Laissons pour terminer la parole à la poète : « Est-ce la brûlure elle-même qui s’est mise à rêver ? / Plus tard j’ai su par Anne que ce bleu-là avait surgi juste après la mort de son père. / Alors j’ai pensé à cette phrase de Paul Celan : / “La poésie, cette parole qui recueille l’infini, là où n’arrivent que du mortel et du pour rien”. »

Présentation de l’auteur

Claudine Bohi

 Claudine BOHI vit entre Paris, Strasbourg et St Pierre des champs. Elle est agrégée de lettres et poète. Elle a publié une trentaine de recueils, elle participe à de nombreuses revues françaises et étrangères, figure dans plusieurs anthologies. Elle collabore à de nombreux livres d’artistes, est traduite en plusieurs langues. Certains de ses textes ont donné lieu à des compositions musicales.  Elle dirige actuellement la collection 2Rives aux éditions Les lieux dits. Elle est membre du jury des prix Mallarmé et Louis Guillaume. Elle est membre du conseil d’administration de la maison de poésie de Paris.

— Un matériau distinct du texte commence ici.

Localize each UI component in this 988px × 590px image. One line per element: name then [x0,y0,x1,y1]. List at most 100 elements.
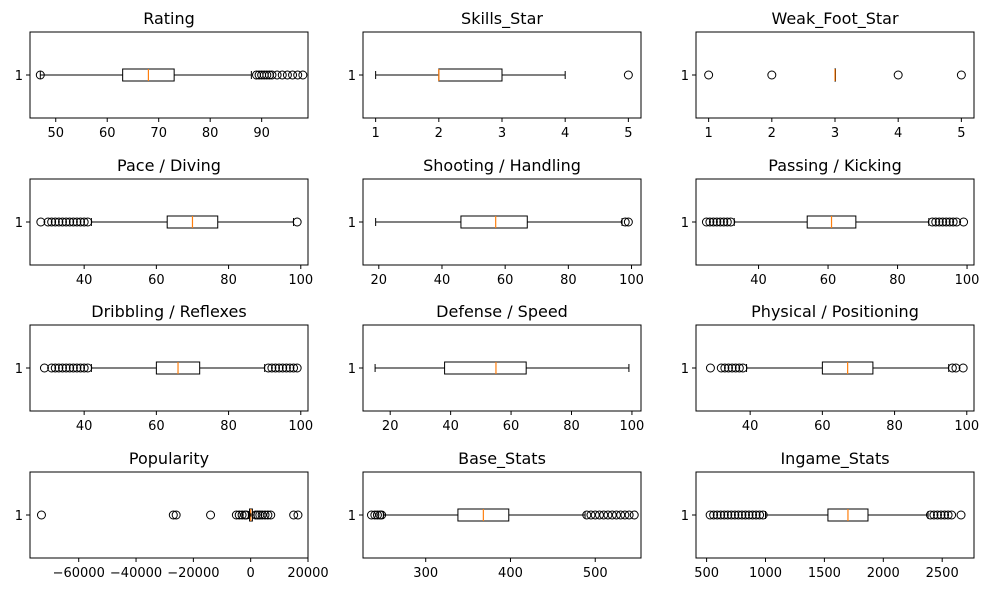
subplot-title: Shooting / Handling [423,156,581,175]
outlier-point [738,363,748,373]
x-tick-label: 50 [47,126,64,141]
x-tick-label: 40 [434,273,451,288]
x-tick-label: −40000 [110,566,162,581]
subplot-3: Weak_Foot_Star 1 1 2 3 4 5 [681,9,975,141]
outlier-point [705,217,715,227]
outlier-point [263,510,273,520]
outlier-point [61,363,71,373]
outlier-point [929,510,939,520]
outlier-point [705,510,715,520]
outlier-point [934,217,944,227]
outlier-point [293,510,303,520]
x-tick-label: 2000 [867,566,900,581]
outlier-point [370,510,380,520]
outlier-point [168,510,178,520]
outlier-point [262,70,272,80]
subplot-title: Pace / Diving [117,156,221,175]
outlier-point [292,217,302,227]
outlier-point [730,510,740,520]
outlier-point [620,510,630,520]
subplot-7: Dribbling / Reflexes 1 40 60 80 100 [15,302,313,434]
outlier-point [237,510,247,520]
outlier-point [744,510,754,520]
x-tick-label: 80 [560,273,577,288]
x-tick-label: 2 [435,126,443,141]
outlier-point [267,363,277,373]
outlier-point [751,510,761,520]
outlier-point [938,217,948,227]
outlier-point [171,510,181,520]
x-tick-label: 5 [624,126,632,141]
outlier-point [234,510,244,520]
outlier-point [709,510,719,520]
x-tick-label: 400 [498,566,523,581]
outlier-point [941,217,951,227]
x-tick-label: 20 [371,273,388,288]
x-tick-label: 60 [820,273,837,288]
x-tick-label: 1000 [749,566,782,581]
x-tick-label: 40 [76,419,93,434]
outlier-point [620,217,630,227]
outlier-point [624,510,634,520]
outlier-point [68,217,78,227]
iqr-box [438,68,503,82]
outlier-point [47,217,57,227]
outlier-point [274,363,284,373]
outlier-point [47,363,57,373]
outlier-point [281,363,291,373]
outlier-point [956,510,966,520]
outlier-point [940,510,950,520]
y-tick-label: 1 [681,69,689,84]
subplot-9: Physical / Positioning 1 40 60 80 100 [681,302,979,434]
outlier-point [715,217,725,227]
outlier-point [36,510,46,520]
subplot-title: Ingame_Stats [780,449,889,469]
outlier-point [719,510,729,520]
axes-frame [29,324,309,412]
outlier-point [277,70,287,80]
outlier-point [712,217,722,227]
outlier-point [272,70,282,80]
outlier-point [266,510,276,520]
outlier-point [57,217,67,227]
outlier-point [79,363,89,373]
outlier-point [704,70,714,80]
outlier-point [372,510,382,520]
outlier-point [43,217,53,227]
y-tick-label: 1 [15,69,23,84]
outlier-point [257,510,267,520]
outlier-point [288,70,298,80]
y-tick-label: 1 [681,509,689,524]
subplot-title: Dribbling / Reflexes [91,302,246,321]
x-tick-label: 1 [371,126,379,141]
outlier-point [623,217,633,227]
y-tick-label: 1 [348,509,356,524]
outlier-point [945,217,955,227]
iqr-box [460,215,528,229]
outlier-point [956,70,966,80]
y-tick-label: 1 [348,69,356,84]
outlier-point [948,217,958,227]
outlier-point [947,363,957,373]
outlier-point [39,363,49,373]
x-tick-label: 500 [583,566,608,581]
outlier-point [748,510,758,520]
outlier-point [285,363,295,373]
x-tick-label: 4 [561,126,569,141]
outlier-point [952,217,962,227]
x-tick-label: 40 [742,419,759,434]
outlier-point [734,363,744,373]
outlier-point [76,363,86,373]
outlier-point [377,510,387,520]
outlier-point [740,510,750,520]
subplot-6: Passing / Kicking 1 40 60 80 100 [681,156,980,288]
x-tick-label: 5 [957,126,965,141]
outlier-point [35,70,45,80]
outlier-point [289,510,299,520]
x-tick-label: 80 [220,273,237,288]
y-tick-label: 1 [15,362,23,377]
x-tick-label: 80 [202,126,219,141]
x-tick-label: 40 [76,273,93,288]
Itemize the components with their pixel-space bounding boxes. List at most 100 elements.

Elle a reçu les prix Verlaine, Aliénor, Georges Perros et le prix Mallarmé en 2019.

Bibliographie 

Dernières publications : Un père (Les lieux dits 2021), Regarde, avec Anne Slacik (coéditions l’herbe qui tremble et Papiers d’Art) 2022, Un couteau dans la tête,  éditions l’herbe qui tremble 2022, Parfois l’un d’entre nous,  L’herbe qui tremble, 2023.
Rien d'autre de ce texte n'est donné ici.